I have been diagnosed with parasomnia syndrome and somnambulism as major components of my sleep disorder. How would a sleep doctor treat this condition?
Doctors Answers (3)
Somnambulism, better known as sleep walking, is difficult to treat. Treatment with medication is often ineffective and if the events are infrequent patients often stop taking any medication after going for awhile without symptoms. The best approach is to protect the patient during the event. If they drive their car then hide the keys. Keep things out of their way which could cause a fall. Sleep walking generally occurs in the deepest stage of sleep, Stage N3. It is often difficult to awaken the subject as opposed to those who act out their dreams in REM sleep and are easily awakened.
Somnambulism or sleepwalking is part of a broader spectrum of sleep disorders called Parasomnias. Sleepwalking can occur during stages of non-REM sleep (deep stages of sleep in which we are not dreaming...most often during the firrst few hours of sleep) as well as during stages of REM sleep (dream sleep). It can occur during childhood as well as persist throughout adult years. Fatigue, lack of sleep or fragmented sleep, as well as stress or anxiety can trigger episodes of sleepwalking. Not getting adequate or sufficient sleep as well as having one's sleep "broken up" during the night with frequent awakenings or restlessness can be a result of an underlying sleep disorder such as Obstructive Sleep Apnea. In instances such as this, the untreated Sleep Apnea was the underlying trigger for the sleepwalking. It is important to note that sleepwalking has also been associated with alcohol consumption, sedative medication as well as other medical conditions such as seizure disorder. It is not necessary to have any formal sleep studies performed in order to diagnose sleepwalking or parasomnias unless the patient is suspected of having an underlying sleep disorder such as Sleep Apnea. A thorough sleep evaluation by a Sleep Specialist can examine in detail the need for any specific testing as well as all treatment options. Treatment of sleepwalking and other Parasomnias is based in each individual's situation. If no underlying sleep disorder is contributing to the sleepwalking, it can be treated with medications to suppress the patient's ability to "act out the dream" or sleepwalk. Not all patients require medication therapy. This is often based on the presence or history of patient injury during sleepwalking incidents as well as risk of injuring a bed partner (if kicking or thrashing occurs). Treatment of sleepwalking or any other Parasonnia should include regular follow up evaluations with a sleep specialist to ensure good response, resolution of the behavior, and monitoring of any potential side effects of medication.
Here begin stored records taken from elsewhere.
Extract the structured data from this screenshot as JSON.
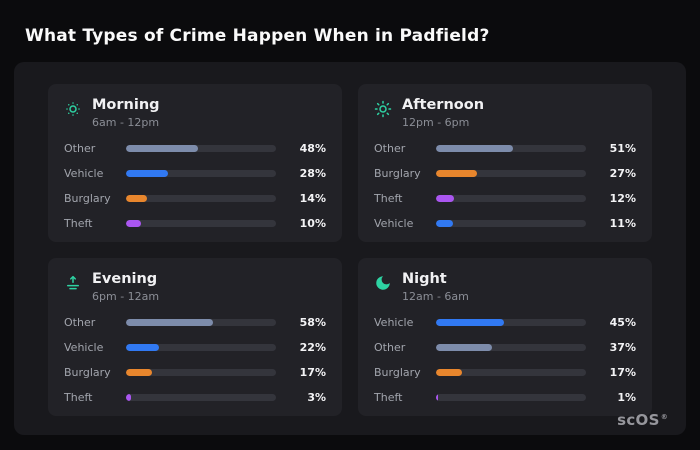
{
  "page": {
    "title": "What Types of Crime Happen When in Padfield?",
    "logo": {
      "text": "scOS",
      "mark": "®"
    }
  },
  "chart_data": {
    "type": "bar",
    "title": "What Types of Crime Happen When in Padfield?",
    "value_format": "percent",
    "xlim": [
      0,
      100
    ],
    "icon_color": "#2ed3a3",
    "palette": {
      "Other": "#7d8cab",
      "Vehicle": "#3179f2",
      "Burglary": "#e8862d",
      "Theft": "#aa56f0"
    },
    "groups": [
      {
        "id": "morning",
        "title": "Morning",
        "time_range": "6am - 12pm",
        "icon": "sun-dim-icon",
        "bars": [
          {
            "label": "Other",
            "value": 48
          },
          {
            "label": "Vehicle",
            "value": 28
          },
          {
            "label": "Burglary",
            "value": 14
          },
          {
            "label": "Theft",
            "value": 10
          }
        ]
      },
      {
        "id": "afternoon",
        "title": "Afternoon",
        "time_range": "12pm - 6pm",
        "icon": "sun-icon",
        "bars": [
          {
            "label": "Other",
            "value": 51
          },
          {
            "label": "Burglary",
            "value": 27
          },
          {
            "label": "Theft",
            "value": 12
          },
          {
            "label": "Vehicle",
            "value": 11
          }
        ]
      },
      {
        "id": "evening",
        "title": "Evening",
        "time_range": "6pm - 12am",
        "icon": "sunrise-icon",
        "bars": [
          {
            "label": "Other",
            "value": 58
          },
          {
            "label": "Vehicle",
            "value": 22
          },
          {
            "label": "Burglary",
            "value": 17
          },
          {
            "label": "Theft",
            "value": 3
          }
        ]
      },
      {
        "id": "night",
        "title": "Night",
        "time_range": "12am - 6am",
        "icon": "moon-icon",
        "bars": [
          {
            "label": "Vehicle",
            "value": 45
          },
          {
            "label": "Other",
            "value": 37
          },
          {
            "label": "Burglary",
            "value": 17
          },
          {
            "label": "Theft",
            "value": 1
          }
        ]
      }
    ]
  }
}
There are potentially many causes of Sleep Walking. Mostly it is a "normal" phenomenon. This is likely if there is a family history of sleep walking, talking, teeth grinding, night terrors..Some sleep disorders can trigger sleep walking. So, the first thing I would recommend is to have an evaluation by a board certified sleep physician...he/she then could recommend diagnostic evaluations if necessary or treatment options.